Many parents think that using filtered water to mix their baby formula is a healthier choice than tap water and in many instances that may be true. However, water is also used to manufacture the bottles, formula and nipples used to feed these babies and this water may not be filtered. This increases the potential risk for contamination of cadmium, aluminum, lead, pesticide and other hazardous chemicals. Dangers with the water used to mix baby formula often continue at home as well. The hot water that parents frequently use to make baby formula in order to warm the formula before feeding it to their baby can also dissolve potential contaminants into the water faster than cold water, which only increases the overall risk of the infant’s exposure to potential chemical contamination.
For all the environmental, health and financial reasons to breastfeed your baby, there is no denying that there is an environmental risk in breastmilk as well. Pollutants that the mother is exposed to or ingests through what she eats or drinks can pass into the breastmilk, including heavy metals, pesticides and persistent organic pollutants (POPs). POPs can include a variety of chemicals, including DDT and other bioactive substances that can pose a health risk to humans. While this may make parents despair that nothing is safe for babies, not even human milk, the U.S. National Institutes of Health concludes that there is little evidence that the chemical agents in breastmilk are strongly linked to morbidity in infants and any potential health risk is lower than any potential health benefit to breastfeeding.
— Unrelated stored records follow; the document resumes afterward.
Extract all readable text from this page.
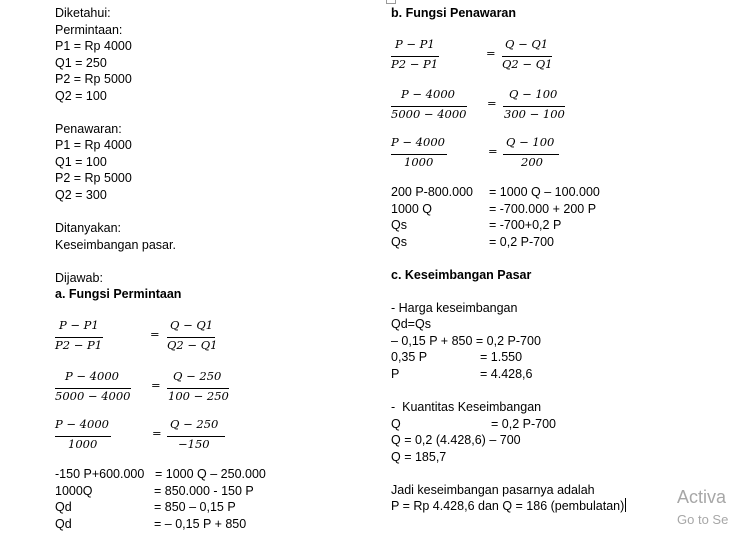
Diketahui:
Permintaan:
P1 = Rp 4000
Q1 = 250
P2 = Rp 5000
Q2 = 100
Penawaran:
P1 = Rp 4000
Q1 = 100
P2 = Rp 5000
Q2 = 300
Ditanyakan:
Keseimbangan pasar.
Dijawab:
a. Fungsi Permintaan
P − P1
P2 − P1
=
Q − Q1
Q2 − Q1
P − 4000
5000 − 4000
=
Q − 250
100 − 250
P − 4000
1000
=
Q − 250
−150
-150 P+600.000 = 1000 Q – 250.000
1000Q	= 850.000 - 150 P
Qd	= 850 – 0,15 P
Qd	= – 0,15 P + 850
b. Fungsi Penawaran
P − P1
P2 − P1
=
Q − Q1
Q2 − Q1
P − 4000
5000 − 4000
=
Q − 100
300 − 100
P − 4000
1000
=
Q − 100
200
200 P-800.000 = 1000 Q – 100.000
1000 Q	= -700.000 + 200 P
Qs	= -700+0,2 P
Qs	= 0,2 P-700
c. Keseimbangan Pasar
- Harga keseimbangan
Qd=Qs
– 0,15 P + 850 = 0,2 P-700
0,35 P	= 1.550
P	= 4.428,6
-  Kuantitas Keseimbangan
Q	= 0,2 P-700
Q = 0,2 (4.428,6) – 700
Q = 185,7
Jadi keseimbangan pasarnya adalah
P = Rp 4.428,6 dan Q = 186 (pembulatan)	Activa
Go to Se
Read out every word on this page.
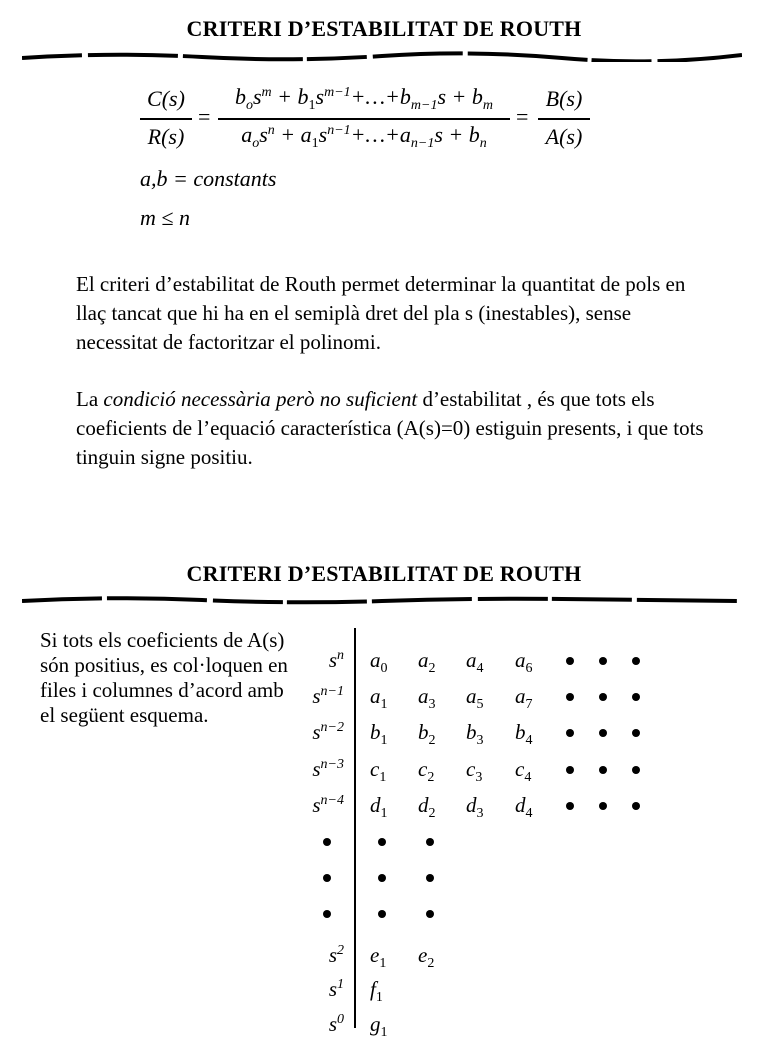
CRITERI D’ESTABILITAT DE ROUTH
C(s)
R(s)
=
$b_os^m$ + $b_1s^{m-1}+\dots+b_{m-1}s + b_m$
$a_os^n$ + $a_1s^{n-1}+\dots+a_{n-1}s + b_n$
=
B(s)
A(s)
a,b = constants
m ≤ n
El criteri d’estabilitat de Routh permet determinar la quantitat de pols en llaç tancat que hi ha en el semiplà dret del pla s (inestables), sense necessitat de factoritzar el polinomi.
La condició necessària però no suficient d’estabilitat , és que tots els coeficients de l’equació característica (A(s)=0) estiguin presents, i que tots tinguin signe positiu.
CRITERI D’ESTABILITAT DE ROUTH
Si tots els coeficients de A(s) són positius, es col·loquen en files i columnes d’acord amb el següent esquema.
$s^n$ $a_0$ $a_2$ $a_4$ $a_6$
$s^{n-1}$ $a_1$ $a_3$ $a_5$ $a_7$
$s^{n-2}$ $b_1$ $b_2$ $b_3$ $b_4$
$s^{n-3}$ $c_1$ $c_2$ $c_3$ $c_4$
$s^{n-4}$ $d_1$ $d_2$ $d_3$ $d_4$
$s^2$ $e_1$ $e_2$
$s^1$ $f_1$
$s^0$ $g_1$
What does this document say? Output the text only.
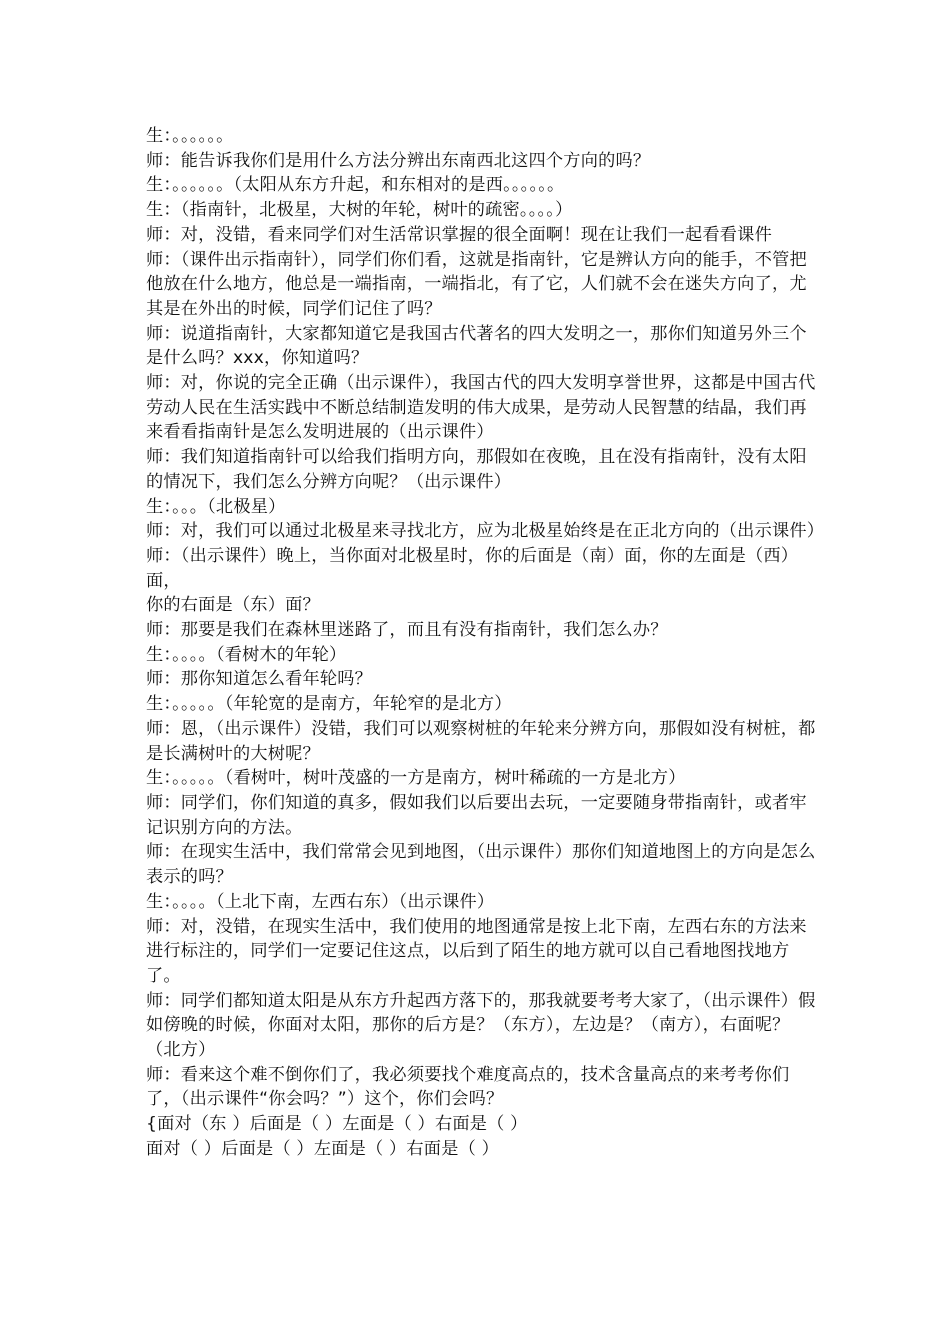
生：。。。。。。

师：能告诉我你们是用什么方法分辨出东南西北这四个方向的吗？

生：。。。。。。（太阳从东方升起，和东相对的是西。。。。。。

生：（指南针，北极星，大树的年轮，树叶的疏密。。。。）

师：对，没错，看来同学们对生活常识掌握的很全面啊！现在让我们一起看看课件

师：（课件出示指南针），同学们你们看，这就是指南针，它是辨认方向的能手，不管把他放在什么地方，他总是一端指南，一端指北，有了它，人们就不会在迷失方向了，尤其是在外出的时候，同学们记住了吗？

师：说道指南针，大家都知道它是我国古代著名的四大发明之一，那你们知道另外三个是什么吗？xxx，你知道吗？

师：对，你说的完全正确（出示课件），我国古代的四大发明享誉世界，这都是中国古代劳动人民在生活实践中不断总结制造发明的伟大成果，是劳动人民智慧的结晶，我们再来看看指南针是怎么发明进展的（出示课件）

师：我们知道指南针可以给我们指明方向，那假如在夜晚，且在没有指南针，没有太阳的情况下，我们怎么分辨方向呢？（出示课件）

生：。。。（北极星）

师：对，我们可以通过北极星来寻找北方，应为北极星始终是在正北方向的（出示课件）

师：（出示课件）晚上，当你面对北极星时，你的后面是（南）面，你的左面是（西）面，

你的右面是（东）面？

师：那要是我们在森林里迷路了，而且有没有指南针，我们怎么办？

生：。。。。（看树木的年轮）

师：那你知道怎么看年轮吗？

生：。。。。。（年轮宽的是南方，年轮窄的是北方）

师：恩，（出示课件）没错，我们可以观察树桩的年轮来分辨方向，那假如没有树桩，都是长满树叶的大树呢？

生：。。。。。（看树叶，树叶茂盛的一方是南方，树叶稀疏的一方是北方）

师：同学们，你们知道的真多，假如我们以后要出去玩，一定要随身带指南针，或者牢记识别方向的方法。

师：在现实生活中，我们常常会见到地图，（出示课件）那你们知道地图上的方向是怎么表示的吗？

生：。。。。（上北下南，左西右东）（出示课件）

师：对，没错，在现实生活中，我们使用的地图通常是按上北下南，左西右东的方法来进行标注的，同学们一定要记住这点，以后到了陌生的地方就可以自己看地图找地方了。

师：同学们都知道太阳是从东方升起西方落下的，那我就要考考大家了，（出示课件）假如傍晚的时候，你面对太阳，那你的后方是？（东方），左边是？（南方），右面呢？（北方）

师：看来这个难不倒你们了，我必须要找个难度高点的，技术含量高点的来考考你们了，（出示课件“你会吗？”）这个，你们会吗？

{面对（东 ）后面是（ ）左面是（ ）右面是（ ）

面对（ ）后面是（ ）左面是（ ）右面是（ ）
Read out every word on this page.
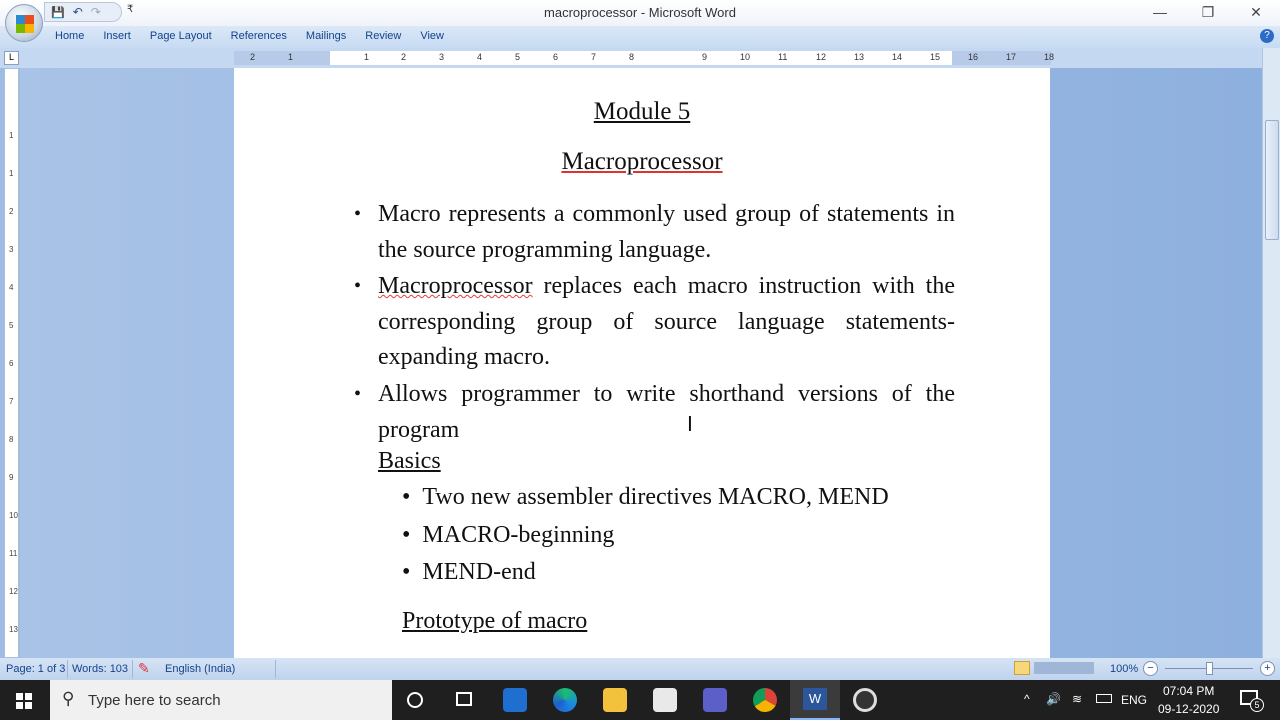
macroprocessor - Microsoft Word
💾 ↶ ↷	₹	—	❐	✕
Home Insert Page Layout References Mailings Review View	?
L	2	1	1	2	3	4	5	6	7	8	9	10	11	12	13	14	15	16	17	18
1
1
2
3
4
5
6
7
8
9
10
11
12
13
Module 5
Macroprocessor
• Macro represents a commonly used group of statements in the source programming language.
• Macroprocessor replaces each macro instruction with the corresponding group of source language statements- expanding macro.
• Allows programmer to write shorthand versions of the program
Basics
•  Two new assembler directives MACRO, MEND
•  MACRO-beginning
•  MEND-end
Prototype of macro
I
Page: 1 of 3 Words: 103 ✎ English (India)	100% −	+
⚲ Type here to search	W	^ 🔊 ≋	ENG
07:04 PM
09-12-2020	5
Not all mothers can breastfeed and if this is true for you, consult with your pediatrician about the best type of baby formula to use. If you do use baby formula, look for baby bottles, nipples and formula marked “BPA Free” and remember to clean and recycle the items when you are done with them. Moms who can nurse should consider doing so, due in no small part to the emotional, physical and environmental benefits. But don’t forget that nursing comes with a responsibility as well and carries a risk that may be reduced by eating organic foods whenever possible, choosing meat and dairy items marked “Hormone Free” and consuming a healthy diet. Doing so is a good choice for your mind and body, not to mention your baby and the environment.